Mehrere Wissenschaftler fordern im Umgang mit der Corona-Pandemie einen Strategiewechsel. Ihr nunmehr bereits sechstes Thesenpapier dazu soll am Sonntag veröffentlicht werden. Einer der daran beteiligten Wissenschaftler ist Gerd Glaeske. Er ist Apotheker und Gesundheitswissenschaftler; an der Universität Bremen leitet er das "Länger besser leben"-Institut.
Über Alternativen nachdenken
Die Gruppe der Wissenschaftler arbeite mit dem Maßstab der Evidenz, also der Begründbarkeit, unterstreicht Glaeske, der sich klar von Verschwörungstheoretikern abgrenzt. Man habe sich gefragt, was man hätte anders oder zusätzlich machen können, anstelle dessen, was verfügt worden sei, sagt der Gesundheitswissenschaftler. "Wir mögen das Wort alternativlos nicht sonderlich, weil es aus meiner Sicht auch immer Möglichkeiten geben muss, auch über Alternativen nachzudenken."
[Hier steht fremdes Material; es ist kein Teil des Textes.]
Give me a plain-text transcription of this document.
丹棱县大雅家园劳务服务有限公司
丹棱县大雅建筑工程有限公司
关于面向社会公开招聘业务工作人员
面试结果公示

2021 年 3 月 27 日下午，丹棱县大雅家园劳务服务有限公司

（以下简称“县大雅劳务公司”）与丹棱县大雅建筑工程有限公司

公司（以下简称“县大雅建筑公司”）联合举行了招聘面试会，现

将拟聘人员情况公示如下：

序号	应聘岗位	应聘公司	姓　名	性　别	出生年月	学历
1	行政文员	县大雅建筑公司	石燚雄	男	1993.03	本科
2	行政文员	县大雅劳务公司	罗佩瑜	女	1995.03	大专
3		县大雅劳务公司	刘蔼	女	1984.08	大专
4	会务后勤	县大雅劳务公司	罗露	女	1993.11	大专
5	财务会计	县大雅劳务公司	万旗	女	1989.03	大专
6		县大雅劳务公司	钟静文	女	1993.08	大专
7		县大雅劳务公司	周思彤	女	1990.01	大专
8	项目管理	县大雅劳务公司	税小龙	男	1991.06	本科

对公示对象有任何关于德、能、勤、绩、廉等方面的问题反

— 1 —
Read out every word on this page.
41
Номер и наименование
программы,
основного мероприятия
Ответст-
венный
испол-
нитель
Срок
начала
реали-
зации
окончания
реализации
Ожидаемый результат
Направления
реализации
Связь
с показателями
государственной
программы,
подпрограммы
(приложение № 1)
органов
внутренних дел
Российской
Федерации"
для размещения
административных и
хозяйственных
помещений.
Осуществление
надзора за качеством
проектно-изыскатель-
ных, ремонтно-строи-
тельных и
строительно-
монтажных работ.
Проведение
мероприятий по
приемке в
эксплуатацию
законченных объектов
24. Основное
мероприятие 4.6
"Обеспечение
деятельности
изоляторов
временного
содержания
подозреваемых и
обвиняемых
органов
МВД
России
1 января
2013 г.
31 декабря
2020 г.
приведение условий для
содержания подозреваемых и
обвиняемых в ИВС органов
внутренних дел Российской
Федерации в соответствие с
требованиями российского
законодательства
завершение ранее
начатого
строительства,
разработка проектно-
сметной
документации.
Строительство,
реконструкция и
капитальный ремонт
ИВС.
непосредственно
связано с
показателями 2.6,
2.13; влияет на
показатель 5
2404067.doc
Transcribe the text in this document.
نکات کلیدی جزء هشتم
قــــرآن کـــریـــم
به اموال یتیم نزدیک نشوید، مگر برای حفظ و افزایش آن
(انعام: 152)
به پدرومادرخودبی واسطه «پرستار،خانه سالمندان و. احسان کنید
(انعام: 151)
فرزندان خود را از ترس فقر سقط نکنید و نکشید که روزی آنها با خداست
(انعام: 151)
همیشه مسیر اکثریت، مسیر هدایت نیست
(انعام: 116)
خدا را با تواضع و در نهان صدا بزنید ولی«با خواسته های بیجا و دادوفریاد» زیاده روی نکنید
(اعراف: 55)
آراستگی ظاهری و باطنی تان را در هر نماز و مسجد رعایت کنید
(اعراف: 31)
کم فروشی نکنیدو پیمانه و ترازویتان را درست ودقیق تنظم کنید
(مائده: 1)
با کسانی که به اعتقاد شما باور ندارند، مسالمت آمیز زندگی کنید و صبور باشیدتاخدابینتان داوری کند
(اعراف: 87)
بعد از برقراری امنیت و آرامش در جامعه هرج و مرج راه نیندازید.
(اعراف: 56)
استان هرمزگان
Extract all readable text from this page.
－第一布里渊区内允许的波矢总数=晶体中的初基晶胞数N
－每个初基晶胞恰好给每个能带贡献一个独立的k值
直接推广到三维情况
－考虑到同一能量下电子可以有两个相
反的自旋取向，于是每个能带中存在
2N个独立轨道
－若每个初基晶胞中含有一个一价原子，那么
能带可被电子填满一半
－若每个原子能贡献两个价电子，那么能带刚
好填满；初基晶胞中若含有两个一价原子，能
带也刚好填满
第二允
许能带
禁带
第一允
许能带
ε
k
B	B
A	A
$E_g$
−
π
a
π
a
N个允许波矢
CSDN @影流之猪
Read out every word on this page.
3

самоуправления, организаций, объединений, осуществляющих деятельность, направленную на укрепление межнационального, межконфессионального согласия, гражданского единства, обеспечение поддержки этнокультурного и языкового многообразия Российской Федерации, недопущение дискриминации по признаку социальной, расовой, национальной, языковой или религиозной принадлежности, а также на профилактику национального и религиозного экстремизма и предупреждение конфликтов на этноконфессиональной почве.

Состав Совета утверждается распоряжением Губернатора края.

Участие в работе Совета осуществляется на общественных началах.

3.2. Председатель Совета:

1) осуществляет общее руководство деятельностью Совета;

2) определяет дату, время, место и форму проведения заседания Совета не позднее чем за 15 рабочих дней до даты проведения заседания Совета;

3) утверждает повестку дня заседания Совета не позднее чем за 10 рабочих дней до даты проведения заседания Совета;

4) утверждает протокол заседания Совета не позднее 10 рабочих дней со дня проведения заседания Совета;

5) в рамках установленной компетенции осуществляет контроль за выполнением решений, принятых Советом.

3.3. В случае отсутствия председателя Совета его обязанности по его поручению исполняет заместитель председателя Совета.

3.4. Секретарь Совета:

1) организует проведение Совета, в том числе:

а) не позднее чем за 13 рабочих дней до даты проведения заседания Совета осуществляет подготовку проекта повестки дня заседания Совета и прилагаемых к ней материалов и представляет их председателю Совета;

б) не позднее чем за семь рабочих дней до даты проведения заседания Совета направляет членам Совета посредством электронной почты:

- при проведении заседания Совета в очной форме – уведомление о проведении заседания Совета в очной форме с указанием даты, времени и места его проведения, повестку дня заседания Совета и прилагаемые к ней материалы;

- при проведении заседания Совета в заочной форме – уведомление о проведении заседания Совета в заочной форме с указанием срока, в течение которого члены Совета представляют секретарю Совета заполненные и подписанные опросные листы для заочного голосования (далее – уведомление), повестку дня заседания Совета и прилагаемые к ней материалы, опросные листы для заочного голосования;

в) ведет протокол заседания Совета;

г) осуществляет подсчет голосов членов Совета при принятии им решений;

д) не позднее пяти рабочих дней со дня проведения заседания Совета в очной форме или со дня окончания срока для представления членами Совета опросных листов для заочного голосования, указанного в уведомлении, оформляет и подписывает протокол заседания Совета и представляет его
Daher zielten die Thesenpapiere darauf ab, dass mehr differenziert werde: Dies bedeute zu fragen, an welchen Stellen konsequent reagiert werden müsse und an welchen Öffnungen zugelassen werden könnten, wenn die Infektionsgefahr relativ gering sei, so Glaeske. Dabei gehe es nicht um einen grundsätzlichen Lockdown. Nach einem solchen "kommt es immer zu höheren Fallzahlen", unterstreicht der Gesundheitswissenschaftler. Mehr Möglichkeiten als derzeit könnten nach seiner Ansicht unter anderem im Kulturbereich geschaffen werden: "Ich denke, Kultur gehört zu unserem gesellschaftlichen Leben dazu."
Auf Prävention setzen
Ein großes Problem sei, dass viele Infektionen symptomfrei verlaufen. Wie viele es von diesen Fällen gebe, ist noch nicht bekannt. "Wir schätzen, dass es vier-, fünf-, sechsmal so viele sind, wie wir symptomatisch gemessen haben", erläutert der Wissenschaftler. "Insofern nützt es nicht, allen Asymptomatischen hinterherzurennen, sondern wir brauchen die Möglichkeit, darauf relativ schnell reagieren zu können."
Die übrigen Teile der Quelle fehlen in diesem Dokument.